Quando si parla di quanti, si citano anche i paradossi. Secondo il paradosso di Hardy neppure esisteremmo. Un concetto difficile da recepire, che va oltre il materialismo. Non si dovrebbe parlare di filosofia quantistica?
«La meccanica quantistica spiega come singoli oggetti quantistici, come singoli atomi, fotoni ed elettroni, si comportano. Non si occupa di spiegare perché si comportano in questo modo. È infatti la filosofia della fisica che cerca di trovare teorie che combaciano con gli esperimenti. C’è tutta una branca della fisica quantistica che si occupa di “interpretarla”, con molte teorie più disparate, dalla teoria dei many worlds alla teoria di Copenaghen, i dibattiti continuano. Ciò che mi ha sempre affascinata è che nel comprendere come la natura si comporta al livello di singoli atomi possiamo comprendere molto di più. Per esempio, nel mondo quantico tutto interagisce con tutto ed è l’interagire con gli altri elementi circostanti che di fatto dà significato e definisce la materia. Non è così anche nel nostro mondo umano?».

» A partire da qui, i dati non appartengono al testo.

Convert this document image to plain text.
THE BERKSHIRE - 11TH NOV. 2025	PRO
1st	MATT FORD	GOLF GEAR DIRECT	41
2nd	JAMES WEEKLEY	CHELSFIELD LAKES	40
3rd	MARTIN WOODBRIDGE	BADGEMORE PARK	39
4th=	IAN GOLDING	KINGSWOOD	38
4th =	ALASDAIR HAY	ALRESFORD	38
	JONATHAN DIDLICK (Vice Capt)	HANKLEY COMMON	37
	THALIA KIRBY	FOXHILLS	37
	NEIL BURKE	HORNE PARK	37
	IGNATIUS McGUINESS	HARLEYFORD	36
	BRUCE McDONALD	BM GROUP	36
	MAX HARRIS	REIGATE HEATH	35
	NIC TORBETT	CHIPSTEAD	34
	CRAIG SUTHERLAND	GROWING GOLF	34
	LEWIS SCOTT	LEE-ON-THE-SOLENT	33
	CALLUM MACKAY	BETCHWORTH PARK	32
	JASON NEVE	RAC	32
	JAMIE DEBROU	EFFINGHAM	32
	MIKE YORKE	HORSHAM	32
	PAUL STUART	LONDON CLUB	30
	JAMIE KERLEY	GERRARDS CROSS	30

Ha accettato di parlare in occasione di un TEDx. Come si racconta la scienza quantistica al grande pubblico?
«In effetti, la fisica quantistica non è l’argomento più semplice da esporre a un pubblico generale. Personalmente mi sono sempre interessata di comunicazione scientifica e fin dai tempi dell’università ho fatto molte attività in outreach. Penso che comunicare la scienza all’infuori del laboratorio sia un compito importante di ogni scienziato, non solo per ispirare le generazioni più giovani ma anche per creare e rinforzare il rapporto tra la scienza e il suo impatto sulla società. La fisica quantistica è una scienza complicata, eppure è davvero molto affascinante, misteriosa e bellissima. Trovo che le reazioni del pubblico siano sempre un misto tra paura e interesse profondo, una fascinazione difficile da trovare in altri argomenti. Parlare di come gli atomi, che costituiscono i nostri corpi, le sedie su cui ci sediamo, le lettere di questo articolo, si comportino, di come ballino una danza speciale e tutta loro che per noi è ancora un po’ sconosciuta, penso che sia il modo migliore per raccontarla al grande pubblico».

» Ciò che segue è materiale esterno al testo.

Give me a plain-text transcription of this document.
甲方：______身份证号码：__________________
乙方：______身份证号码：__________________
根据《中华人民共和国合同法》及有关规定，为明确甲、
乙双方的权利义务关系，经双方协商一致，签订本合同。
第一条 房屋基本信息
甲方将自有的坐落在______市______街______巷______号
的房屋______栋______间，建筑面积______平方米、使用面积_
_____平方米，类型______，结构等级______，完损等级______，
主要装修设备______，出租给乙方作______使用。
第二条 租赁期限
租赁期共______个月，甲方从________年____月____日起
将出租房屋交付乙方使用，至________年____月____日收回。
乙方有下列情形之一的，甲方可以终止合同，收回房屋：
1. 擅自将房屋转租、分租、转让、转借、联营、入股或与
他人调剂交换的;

Non abbiamo ancora raccontato la sua storia: dalla ricerca agli investimenti in startup di tecnologia, sino a lavorare in una startup che crea computer quantistici. Ci dice di più della sua traiettoria?

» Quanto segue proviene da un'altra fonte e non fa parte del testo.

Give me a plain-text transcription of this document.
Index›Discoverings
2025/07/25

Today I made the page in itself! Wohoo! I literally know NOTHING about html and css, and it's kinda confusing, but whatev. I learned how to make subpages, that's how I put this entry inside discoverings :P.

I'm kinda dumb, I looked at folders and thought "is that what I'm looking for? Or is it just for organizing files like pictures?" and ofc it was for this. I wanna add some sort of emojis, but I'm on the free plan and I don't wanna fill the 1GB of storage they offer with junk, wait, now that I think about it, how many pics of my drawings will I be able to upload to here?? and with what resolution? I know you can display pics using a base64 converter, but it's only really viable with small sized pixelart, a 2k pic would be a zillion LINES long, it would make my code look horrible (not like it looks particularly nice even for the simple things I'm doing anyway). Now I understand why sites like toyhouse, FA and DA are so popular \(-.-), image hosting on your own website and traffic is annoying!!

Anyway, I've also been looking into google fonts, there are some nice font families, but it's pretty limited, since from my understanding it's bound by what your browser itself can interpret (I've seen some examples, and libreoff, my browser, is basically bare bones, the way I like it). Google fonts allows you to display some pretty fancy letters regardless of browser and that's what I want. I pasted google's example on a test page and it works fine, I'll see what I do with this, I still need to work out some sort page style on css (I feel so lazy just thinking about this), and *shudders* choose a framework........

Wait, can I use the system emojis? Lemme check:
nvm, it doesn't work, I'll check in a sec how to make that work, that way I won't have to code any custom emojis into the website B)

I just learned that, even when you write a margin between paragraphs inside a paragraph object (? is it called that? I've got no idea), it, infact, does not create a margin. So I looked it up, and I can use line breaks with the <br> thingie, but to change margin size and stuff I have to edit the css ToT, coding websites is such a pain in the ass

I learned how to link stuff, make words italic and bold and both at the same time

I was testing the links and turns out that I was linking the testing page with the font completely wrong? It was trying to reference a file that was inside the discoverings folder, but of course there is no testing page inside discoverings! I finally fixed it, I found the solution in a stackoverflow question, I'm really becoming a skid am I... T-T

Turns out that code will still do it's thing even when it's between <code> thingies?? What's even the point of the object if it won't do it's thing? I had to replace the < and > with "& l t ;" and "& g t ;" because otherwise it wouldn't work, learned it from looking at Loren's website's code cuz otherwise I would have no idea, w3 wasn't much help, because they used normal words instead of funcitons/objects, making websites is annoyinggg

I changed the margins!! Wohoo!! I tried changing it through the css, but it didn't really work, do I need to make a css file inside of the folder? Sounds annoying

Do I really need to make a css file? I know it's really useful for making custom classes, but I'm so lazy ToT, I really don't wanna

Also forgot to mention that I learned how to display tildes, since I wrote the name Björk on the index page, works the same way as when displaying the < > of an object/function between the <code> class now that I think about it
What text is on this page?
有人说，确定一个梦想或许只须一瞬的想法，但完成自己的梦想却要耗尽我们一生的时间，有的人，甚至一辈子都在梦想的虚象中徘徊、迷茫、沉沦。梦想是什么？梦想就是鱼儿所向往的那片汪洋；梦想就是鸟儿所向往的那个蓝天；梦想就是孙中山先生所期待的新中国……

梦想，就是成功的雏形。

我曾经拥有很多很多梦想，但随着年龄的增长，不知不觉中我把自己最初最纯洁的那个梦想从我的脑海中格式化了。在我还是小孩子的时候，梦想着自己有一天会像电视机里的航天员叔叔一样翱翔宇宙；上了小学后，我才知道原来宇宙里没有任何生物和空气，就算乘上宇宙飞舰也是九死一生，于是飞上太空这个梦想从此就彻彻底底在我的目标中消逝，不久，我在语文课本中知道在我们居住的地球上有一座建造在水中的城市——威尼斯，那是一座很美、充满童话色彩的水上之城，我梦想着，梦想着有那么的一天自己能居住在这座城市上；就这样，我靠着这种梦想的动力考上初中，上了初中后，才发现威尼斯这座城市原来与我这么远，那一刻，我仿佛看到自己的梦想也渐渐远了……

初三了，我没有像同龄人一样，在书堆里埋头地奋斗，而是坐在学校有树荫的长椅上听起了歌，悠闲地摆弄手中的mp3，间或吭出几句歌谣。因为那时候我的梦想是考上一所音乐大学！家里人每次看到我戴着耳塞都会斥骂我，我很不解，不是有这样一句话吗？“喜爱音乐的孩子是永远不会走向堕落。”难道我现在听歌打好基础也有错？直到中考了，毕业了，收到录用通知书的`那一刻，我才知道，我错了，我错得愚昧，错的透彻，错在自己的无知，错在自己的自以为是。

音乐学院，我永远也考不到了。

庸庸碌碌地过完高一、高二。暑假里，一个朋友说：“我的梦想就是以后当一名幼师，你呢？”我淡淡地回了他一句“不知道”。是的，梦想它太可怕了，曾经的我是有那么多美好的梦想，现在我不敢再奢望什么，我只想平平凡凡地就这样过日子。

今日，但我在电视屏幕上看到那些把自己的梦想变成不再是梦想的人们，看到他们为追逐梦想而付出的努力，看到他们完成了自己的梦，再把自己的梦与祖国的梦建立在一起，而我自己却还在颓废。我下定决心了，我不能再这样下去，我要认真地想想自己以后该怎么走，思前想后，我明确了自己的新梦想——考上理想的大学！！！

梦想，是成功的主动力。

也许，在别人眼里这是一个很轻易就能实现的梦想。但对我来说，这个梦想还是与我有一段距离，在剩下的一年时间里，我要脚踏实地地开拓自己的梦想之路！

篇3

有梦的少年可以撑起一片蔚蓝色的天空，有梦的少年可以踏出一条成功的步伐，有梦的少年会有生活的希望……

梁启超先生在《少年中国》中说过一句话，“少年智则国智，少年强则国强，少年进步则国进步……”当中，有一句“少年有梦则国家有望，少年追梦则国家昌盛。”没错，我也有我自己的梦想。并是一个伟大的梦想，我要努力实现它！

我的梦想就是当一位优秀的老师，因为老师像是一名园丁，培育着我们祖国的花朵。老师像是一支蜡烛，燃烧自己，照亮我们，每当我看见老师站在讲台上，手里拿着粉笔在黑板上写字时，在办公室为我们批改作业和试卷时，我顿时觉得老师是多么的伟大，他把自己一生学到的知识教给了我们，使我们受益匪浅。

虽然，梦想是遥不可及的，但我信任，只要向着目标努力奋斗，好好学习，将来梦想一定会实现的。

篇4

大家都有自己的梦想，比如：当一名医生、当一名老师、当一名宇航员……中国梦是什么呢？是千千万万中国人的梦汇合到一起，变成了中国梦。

«Sono cresciuta nel Nord Italia, ma ho sempre avuto un animo avventuriero, e così dopo il liceo classico sono partita per Edimburgo dove ho studiato fisica sperimentale. Sei anni dopo, con quattro Paesi europei alle spalle, sono “approdata” a Zurigo, dove ho conseguito il mio dottorato ricercando i computer quantistici. Dopo il dottorato, mi sono spostata a Oxford, dove ho contribuito a instaurare il National Quantum Computing Centre, un centro nazionale di ricerca ormai noto a livello mondiale sui computer quantistici. Mi sono occupata soprattutto di lavorare con le aziende che utilizzeranno questa nuova tecnologia, dal settore energetico a quello farmaceutico, da quello finanziario a quello dell’ingegneria. Ho poi fatto un salto nel mondo del venture capital e sono stata una investment manager a Redstone VC, una compagnia che investe in giovani startup in deep tech. Ho investito in cinque compagnie europee nell’ambito delle tecnologie quantistiche. Questo lavoro mi è piaciuto moltissimo, mi ha permesso di comprendere tutto l’ecosistema delle tecnologie quantistiche e di capire quali barriere e quali leve sono importanti nello sviluppo di una tecnologia, fino a renderla un prodotto. Mi è piaciuto talmente tanto parlare con i fondatori delle startup che ho deciso di lavorare per una di queste, Oxford Ionics, con base a Oxford, che costruisce potenti computer quantistici».